If you’re involved in construction or real estate within the industrial sector, you’re well aware of the robust activity in this market. According to Colliers International’s Q4 U.S. Industrial Market Outlook, 2016 was the second consecutive year that industrial real estate activity broke records, and this trend is expected to continue through 2018.

In 2016,

  • 224.6M square feet was delivered. 

  • In Q4, activity was up 29% from the previous quarter, vacancies were only 5.6%, and 38M square feet was under construction. 

So far in 2017,

  • New groundbreakings are up 22% from Q4.

  • Vacancy rates reached 5.3% in Q1 - the lowest in years.

  • Construction firms will deliver 247M square feet of new industrial space this year - the highest in 10 years, according to JLL.

  • Dallas, Inland Empire, Philadelphia, Denver, and Atlanta account for 54% of new developments.  

It’s not surprising that a 2017 Urban Land Institute (ULI) study found that industrial was the best opportunity for investment and development, stating that the industry’s advantages include strong demand, restrained construction, and low perceived risk. 

What are the factors contributing to this surge in the industrial market?

  • E-commerce and big retail companies

In Q4, E-commerce sales grew 14% compared with Q4 2015. They currently represent 8.4% of all retail sales. In the last seven years, large E-commerce companies have constructed 141.2M square feet of industrial space. 

  • Data Centers

Industrial REITs (there are only 11 of them) are investing heavily in the data center market and have been doing so over the past five years, focusing on key metros, and now proactively moving on to secondary markets. 

  • Limited supply

Major metropolitan areas that were flocked to are becoming overloaded. Therefore, many corporations and REITs are going to secondary markets with attractive locations, such as Kansas City, Greenville/Spartanburg, and Lehigh Valley. Other markets on the radar according to JLL are: Boston, Fort Lauderdale, Central Valley, Columbus, Detroit, Long Island, Memphis, North Bay, Orlando, and Pittsburgh. 
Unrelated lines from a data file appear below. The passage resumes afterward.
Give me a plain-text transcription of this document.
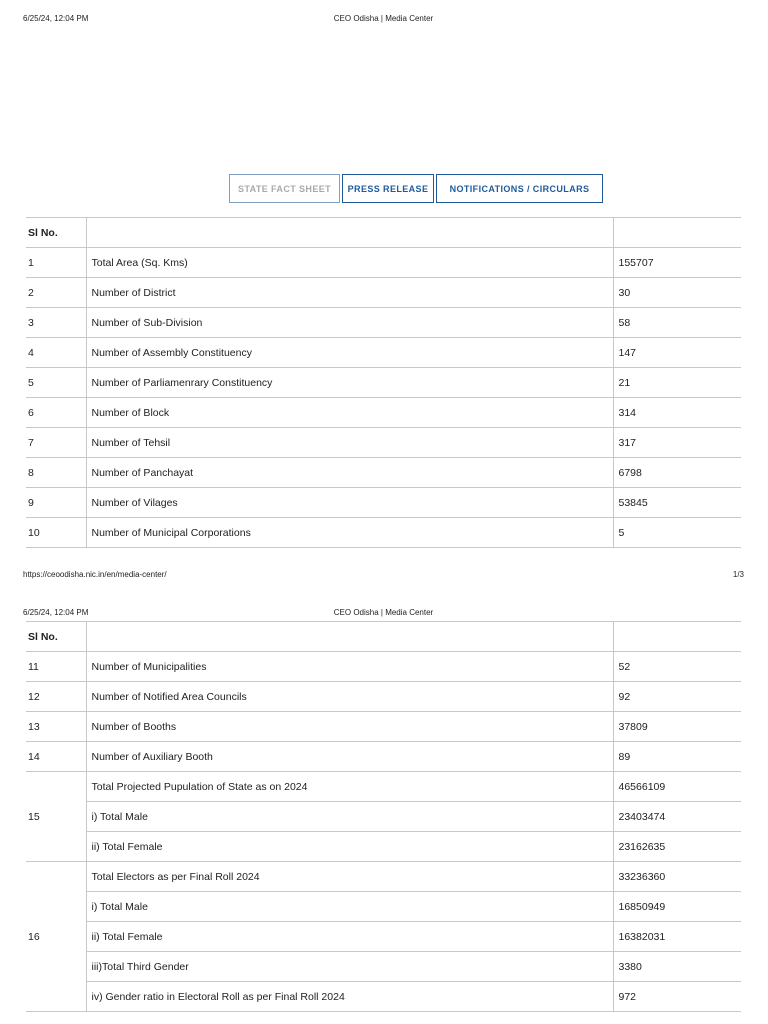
6/25/24, 12:04 PM	CEO Odisha | Media Center
STATE FACT SHEET	PRESS RELEASE	NOTIFICATIONS / CIRCULARS
Sl No.		
1	Total Area (Sq. Kms)	155707
2	Number of District	30
3	Number of Sub-Division	58
4	Number of Assembly Constituency	147
5	Number of Parliamenrary Constituency	21
6	Number of Block	314
7	Number of Tehsil	317
8	Number of Panchayat	6798
9	Number of Vilages	53845
10	Number of Municipal Corporations	5
https://ceoodisha.nic.in/en/media-center/	1/3
6/25/24, 12:04 PM	CEO Odisha | Media Center
Sl No.		
11	Number of Municipalities	52
12	Number of Notified Area Councils	92
13	Number of Booths	37809
14	Number of Auxiliary Booth	89
15	Total Projected Pupulation of State as on 2024	46566109
	i) Total Male	23403474
	ii) Total Female	23162635
16	Total Electors as per Final Roll 2024	33236360
	i) Total Male	16850949
	ii) Total Female	16382031
	iii)Total Third Gender	3380
	iv) Gender ratio in Electoral Roll as per Final Roll 2024	972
  • Consolidation and Flex Research & Development

Manufacturing and technology firms are looking to develop flexible research and development space to offset costs.

Along with the robust activity, the design of industrial facilities is being enhanced with customers asking for innovation, and utilization of the latest technologies, including: 

  • Multi-story, vertical structures.
  • Ability to accommodate autonomous vehicles, drone docks, and microgrids.
  • 3-D printing capabilities utilized for construction where appropriate.

Who are the major players in the market?


Earlier this week, Globe Street reported U.S. industrial construction is expected to continue at a historic level with the market adding almost 1B square feet of space to its inventory by 2018. Needless to say, this is an interesting sector for all of us involved in construction and real estate development to keep a pulse on.